Katholikenkomitee nimmt Schavan in Schutz

Die falschen Fragen

Das Zentralkomitee der deutschen Katholiken kritisiert die Debatte um die Doktorarbeit von Annette Schavan. Bei der Kritik an der theologisch-pädagogischen Untersuchung werde die Frage nach ihrem Erkenntnisgewinn und gar nicht gestellt. Rückendeckung erhält die Bundesbildungsministerin auch aus der Wissenschaft.

 (DR)

Das Ziel einer geisteswissenschaftlichen Dissertation sei die Erfassung, Darstellung und Auswertung der vorliegenden Literatur, des früher einmal Gedachten und Geschriebenen, unter einer gegebenen, eigenständigen Fragestellung, sagte der wissenschaftspolitische Sprecher des ZdK, Thomas Sternberg, am Dienstag in Bonn.



"Heutige Promovenden werden durch hyperkritisches Vorgehen erheblich verunsichert", so Sternberg, der gleichzeitig ein "klärendes Wort aus der Wissenschaft" zu den Standards einer wissenschaftlichen Arbeit forderte. Für Sternberg drängt sich der Verdacht auf, es gehe nach dem völlig anders gelagerten Fall von Karl-Theodor zu Guttenberg (CSU) allein darum, missliebige Politiker oder deren Unterstützer in den Geruch unseriöser Arbeit zu rücken. "Einer aufgeschreckten Öffentlichkeit wird ein Zerrbild geisteswissenschaftlicher Arbeit geboten." Die Ministerin war von 1994 bis 2005 Vizepräsidentin des ZdK.



Wissenschaftler verteidigen Schavan

Rückendeckung erhielt Schavan auch von ihrem Doktorvater und anderen Wissenschaftlern. Der Pädagogik-Professor Gerhard Wehle bezeichnete die von ihm betreute Arbeit in der "Rheinischen Post" vom Dienstag als "sehr beachtliche Leistung". Schavan habe in ihrer Dissertation einen interdisziplinären Ansatz gewählt, der damals für eine junge Studentin ein "Wagnis" gewesen sei. Die Analyse sei "gelungen" gewesen, sagte der Doktorvater. Er habe Schavan zudem als einen "ehrlichen Menschen" kennengelernt. Im Übrigen dürfe eine Arbeit aus dem Jahr 1980 nicht ausschließlich nach heutigen wissenschaftlichen Maßstäben bewertet werden.

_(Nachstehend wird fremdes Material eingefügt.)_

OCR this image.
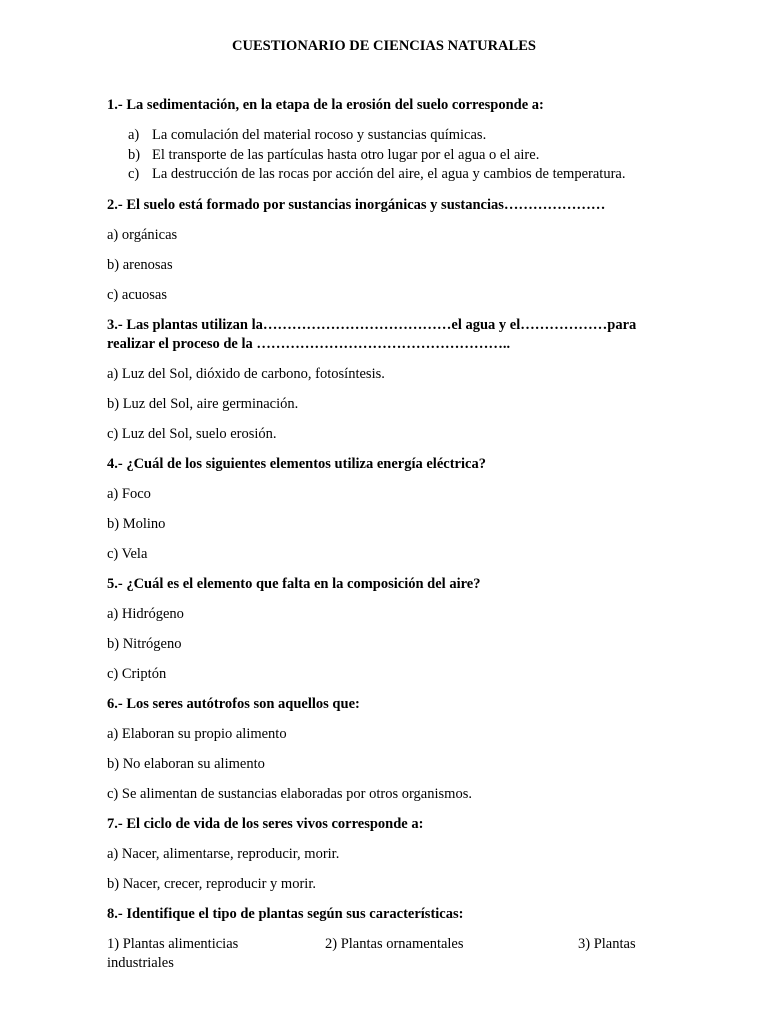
CUESTIONARIO DE CIENCIAS NATURALES
1.- La sedimentación, en la etapa de la erosión del suelo corresponde a:
a) La comulación del material rocoso y sustancias químicas.
b) El transporte de las partículas hasta otro lugar por el agua o el aire.
c) La destrucción de las rocas por acción del aire, el agua y cambios de temperatura.
2.- El suelo está formado por sustancias inorgánicas y sustancias…………………
a) orgánicas
b) arenosas
c) acuosas
3.- Las plantas utilizan la…………………………………el agua y el………………para
realizar el proceso de la ……………………………………………..
a) Luz del Sol, dióxido de carbono, fotosíntesis.
b) Luz del Sol, aire germinación.
c) Luz del Sol, suelo erosión.
4.- ¿Cuál de los siguientes elementos utiliza energía eléctrica?
a) Foco
b) Molino
c) Vela
5.- ¿Cuál es el elemento que falta en la composición del aire?
a) Hidrógeno
b) Nitrógeno
c) Criptón
6.- Los seres autótrofos son aquellos que:
a) Elaboran su propio alimento
b) No elaboran su alimento
c) Se alimentan de sustancias elaboradas por otros organismos.
7.- El ciclo de vida de los seres vivos corresponde a:
a) Nacer, alimentarse, reproducir, morir.
b) Nacer, crecer, reproducir y morir.
8.- Identifique el tipo de plantas según sus características:
1) Plantas alimenticias	2) Plantas ornamentales	3) Plantas
industriales
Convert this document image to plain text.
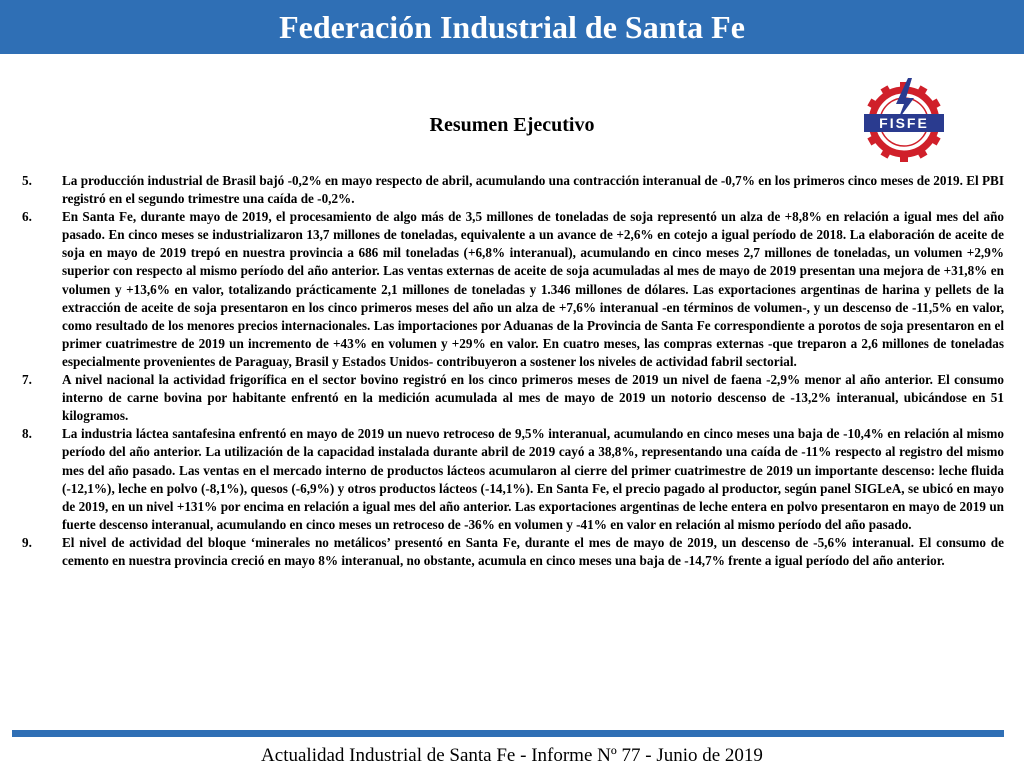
Federación Industrial de Santa Fe
FISFE
Resumen Ejecutivo
5. La producción industrial de Brasil bajó -0,2% en mayo respecto de abril, acumulando una contracción interanual de -0,7% en los primeros cinco meses de 2019. El PBI registró en el segundo trimestre una caída de -0,2%.
6. En Santa Fe, durante mayo de 2019, el procesamiento de algo más de 3,5 millones de toneladas de soja representó un alza de +8,8% en relación a igual mes del año pasado. En cinco meses se industrializaron 13,7 millones de toneladas, equivalente a un avance de +2,6% en cotejo a igual período de 2018. La elaboración de aceite de soja en mayo de 2019 trepó en nuestra provincia a 686 mil toneladas (+6,8% interanual), acumulando en cinco meses 2,7 millones de toneladas, un volumen +2,9% superior con respecto al mismo período del año anterior. Las ventas externas de aceite de soja acumuladas al mes de mayo de 2019 presentan una mejora de +31,8% en volumen y +13,6% en valor, totalizando prácticamente 2,1 millones de toneladas y 1.346 millones de dólares. Las exportaciones argentinas de harina y pellets de la extracción de aceite de soja presentaron en los cinco primeros meses del año un alza de +7,6% interanual -en términos de volumen-, y un descenso de -11,5% en valor, como resultado de los menores precios internacionales. Las importaciones por Aduanas de la Provincia de Santa Fe correspondiente a porotos de soja presentaron en el primer cuatrimestre de 2019 un incremento de +43% en volumen y +29% en valor. En cuatro meses, las compras externas -que treparon a 2,6 millones de toneladas especialmente provenientes de Paraguay, Brasil y Estados Unidos- contribuyeron a sostener los niveles de actividad fabril sectorial.
7. A nivel nacional la actividad frigorífica en el sector bovino registró en los cinco primeros meses de 2019 un nivel de faena -2,9% menor al año anterior. El consumo interno de carne bovina por habitante enfrentó en la medición acumulada al mes de mayo de 2019 un notorio descenso de -13,2% interanual, ubicándose en 51 kilogramos.
8. La industria láctea santafesina enfrentó en mayo de 2019 un nuevo retroceso de 9,5% interanual, acumulando en cinco meses una baja de -10,4% en relación al mismo período del año anterior. La utilización de la capacidad instalada durante abril de 2019 cayó a 38,8%, representando una caída de -11% respecto al registro del mismo mes del año pasado. Las ventas en el mercado interno de productos lácteos acumularon al cierre del primer cuatrimestre de 2019 un importante descenso: leche fluida (-12,1%), leche en polvo (-8,1%), quesos (-6,9%) y otros productos lácteos (-14,1%). En Santa Fe, el precio pagado al productor, según panel SIGLeA, se ubicó en mayo de 2019, en un nivel +131% por encima en relación a igual mes del año anterior. Las exportaciones argentinas de leche entera en polvo presentaron en mayo de 2019 un fuerte descenso interanual, acumulando en cinco meses un retroceso de -36% en volumen y -41% en valor en relación al mismo período del año pasado.
9. El nivel de actividad del bloque ‘minerales no metálicos’ presentó en Santa Fe, durante el mes de mayo de 2019, un descenso de -5,6% interanual. El consumo de cemento en nuestra provincia creció en mayo 8% interanual, no obstante, acumula en cinco meses una baja de -14,7% frente a igual período del año anterior.
Actualidad Industrial de Santa Fe - Informe Nº 77 - Junio de 2019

Der Präsident der Humboldt-Stiftung, Helmut Schwarz, hielt der Universität Düsseldorf in der "Süddeutschen Zeitung" schwere Fehler in dem Prüfverfahren vor und forderte eine Untersuchung durch einen zweiten Gutachter. Es sei "skandalös", dass die Öffentlichkeit vor der Betroffenen von den Vorwürfen erfahren habe, sagte er. Martin Morlok, Parteienrechtler an der Düsseldorfer Universität, bezeichnete es im "Kölner Stadt-Anzeiger" als "klaren Vertrauensbruch", dass das Gutachten vor Abschluss des Verfahrens an die Presse gelangt sei.



Opposition: Rücktritt im Plagiatsfall

Der Bonner Politikwissenschaftler Gerd Langguth sagte im Deutschlandfunk, Schavan sei offenbar überrascht über die Vorwürfe gegen sie. "Sie ist eigentlich nicht der Typ, der doppelte und dreifache Spiele macht." Jetzt könne sie eigentlich nur noch abwarten und "hoffen, dass für sie eine halbwegs günstige Regelung kommt". Die Dissertation kränkele offenbar bei bestimmten Paraphrasierungen von Wissenschaftsergebnissen anderer. "Und da gibt es viel Spielraum in der Beurteilung, was ist Plagiat, was ist kein Plagiat".



Politiker von SPD und Grünen legten Schavan unterdessen einen Rücktritt nahe, falls sich die Vorwürfe erhärten sollten. Sie frage sich, wie "ausgerechnet die für Wissenschaft und Forschung zuständige Ministerin ihr Amt noch glaubwürdig ausüben will", sagte Grünen-Chefin Claudia Roth dem "Kölner Stadt-Anzeiger". Allein der Verdacht einer wissentlichen Täuschung wiege angesichts der Vorbildfunktion schwer. SPD-Fraktionsgeschäftsführer Thomas Oppermann erinnerte die Ministerin an ihre Aussagen zur Plagiatsaffäre um Guttenberg. Schavan müsse sich an ihren eigenen Maßstäben messen lassen.